But a white-voter-focused GOP has another big problem on its hands. Turns out, the kinds of white people Republicans attract are shrinking as a percentage of the electorate.
- Republicans do worse among college educated whites. In 1984, 62 percent of white voters didn't have a college degree. In 2012, the number of college-educated whites equaled that of those without a degree.
- Republicans do worse among white women than men. In 1984, white men and women were an equal percentage of the vote. In 2012, white men lagged white women by four points (38 versus 34) of the total sex by race vote.
- Put it all together?
In 1984, those blue-collar men cast nearly three times as many votes as the white-collar women; in 2012, for the first time, the college women (at 19 percent) outvoted the noncollege men (at 17 percent). Given that the share of white adults with at least a four-year degree has increased in every year since 1981 except two, and that women are garnering nearly three-fifths of those degrees, this gap is likely to widen.
- Republicans do better among married voters than single ones. In 1984, married couples were 70 percent of all white voters. In 2012, it was 65 percent.
- Republicans do better among religious voters. In 2007, 15 percent of white voters were secular. In 2012, it was 20 percent.
- Republicans do better among whites in states ignored by Democratic presidential campaigns.
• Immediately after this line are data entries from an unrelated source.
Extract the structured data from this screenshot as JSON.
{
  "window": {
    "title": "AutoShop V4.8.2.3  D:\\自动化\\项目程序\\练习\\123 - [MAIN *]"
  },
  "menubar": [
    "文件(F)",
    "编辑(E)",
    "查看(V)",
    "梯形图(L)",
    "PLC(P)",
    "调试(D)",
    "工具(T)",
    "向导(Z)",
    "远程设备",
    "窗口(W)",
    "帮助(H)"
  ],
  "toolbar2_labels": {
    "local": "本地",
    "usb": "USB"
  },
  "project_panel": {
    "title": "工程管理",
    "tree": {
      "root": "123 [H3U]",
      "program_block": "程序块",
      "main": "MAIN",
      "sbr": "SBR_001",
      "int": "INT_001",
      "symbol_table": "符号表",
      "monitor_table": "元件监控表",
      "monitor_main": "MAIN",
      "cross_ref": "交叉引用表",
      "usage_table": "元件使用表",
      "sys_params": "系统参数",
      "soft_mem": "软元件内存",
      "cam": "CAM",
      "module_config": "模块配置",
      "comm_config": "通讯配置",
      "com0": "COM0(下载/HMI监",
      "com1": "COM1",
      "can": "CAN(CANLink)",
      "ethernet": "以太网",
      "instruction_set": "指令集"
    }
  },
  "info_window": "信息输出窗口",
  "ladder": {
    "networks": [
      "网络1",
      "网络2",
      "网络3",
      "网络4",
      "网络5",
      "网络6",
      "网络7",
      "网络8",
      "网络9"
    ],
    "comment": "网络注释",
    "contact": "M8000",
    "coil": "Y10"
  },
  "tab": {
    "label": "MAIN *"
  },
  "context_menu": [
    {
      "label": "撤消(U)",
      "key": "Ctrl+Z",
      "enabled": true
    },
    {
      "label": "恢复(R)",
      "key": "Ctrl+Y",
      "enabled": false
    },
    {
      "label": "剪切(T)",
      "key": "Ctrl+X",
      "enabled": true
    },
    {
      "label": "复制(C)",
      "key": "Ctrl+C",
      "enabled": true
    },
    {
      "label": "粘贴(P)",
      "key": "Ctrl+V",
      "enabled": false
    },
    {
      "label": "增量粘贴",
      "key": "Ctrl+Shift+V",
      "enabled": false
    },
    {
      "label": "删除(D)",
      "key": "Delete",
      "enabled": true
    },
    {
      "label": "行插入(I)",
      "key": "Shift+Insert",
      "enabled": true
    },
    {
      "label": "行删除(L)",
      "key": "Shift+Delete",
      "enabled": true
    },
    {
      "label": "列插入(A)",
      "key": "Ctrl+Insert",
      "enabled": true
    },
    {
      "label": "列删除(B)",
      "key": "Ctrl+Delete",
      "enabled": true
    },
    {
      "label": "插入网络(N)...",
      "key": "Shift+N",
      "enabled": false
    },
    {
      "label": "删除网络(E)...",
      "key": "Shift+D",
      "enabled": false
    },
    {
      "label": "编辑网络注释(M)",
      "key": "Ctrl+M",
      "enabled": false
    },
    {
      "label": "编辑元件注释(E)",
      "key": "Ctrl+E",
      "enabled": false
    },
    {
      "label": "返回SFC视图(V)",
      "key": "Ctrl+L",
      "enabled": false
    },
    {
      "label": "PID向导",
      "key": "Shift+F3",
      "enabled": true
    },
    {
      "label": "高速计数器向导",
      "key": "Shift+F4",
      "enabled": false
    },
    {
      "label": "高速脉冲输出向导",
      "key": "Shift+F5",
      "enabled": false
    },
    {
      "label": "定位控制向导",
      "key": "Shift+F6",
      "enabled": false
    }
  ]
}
Here's an amazing stat: "Obama equaled or exceeded his national share of the vote among noncollege whites in 22 of the 31 states in which exit polls were conducted last year—and won each of them except Indiana."
- Republicans do better among older whites. During the 1980s, Democrats averaged 36 percent among white voters under the age of 30. Since 2000, Democrats have averaged 45 percent.
On the Republican side, the decline of labor households has given them a boost among working-class non-college educated whites. But the broader trends are not favorable to them. And unless the GOP does an about-face on social issues like gay marriage, for starters, its slide into electoral irrelevance will continue.
And you know they won't. Not without suffering additional electoral pain.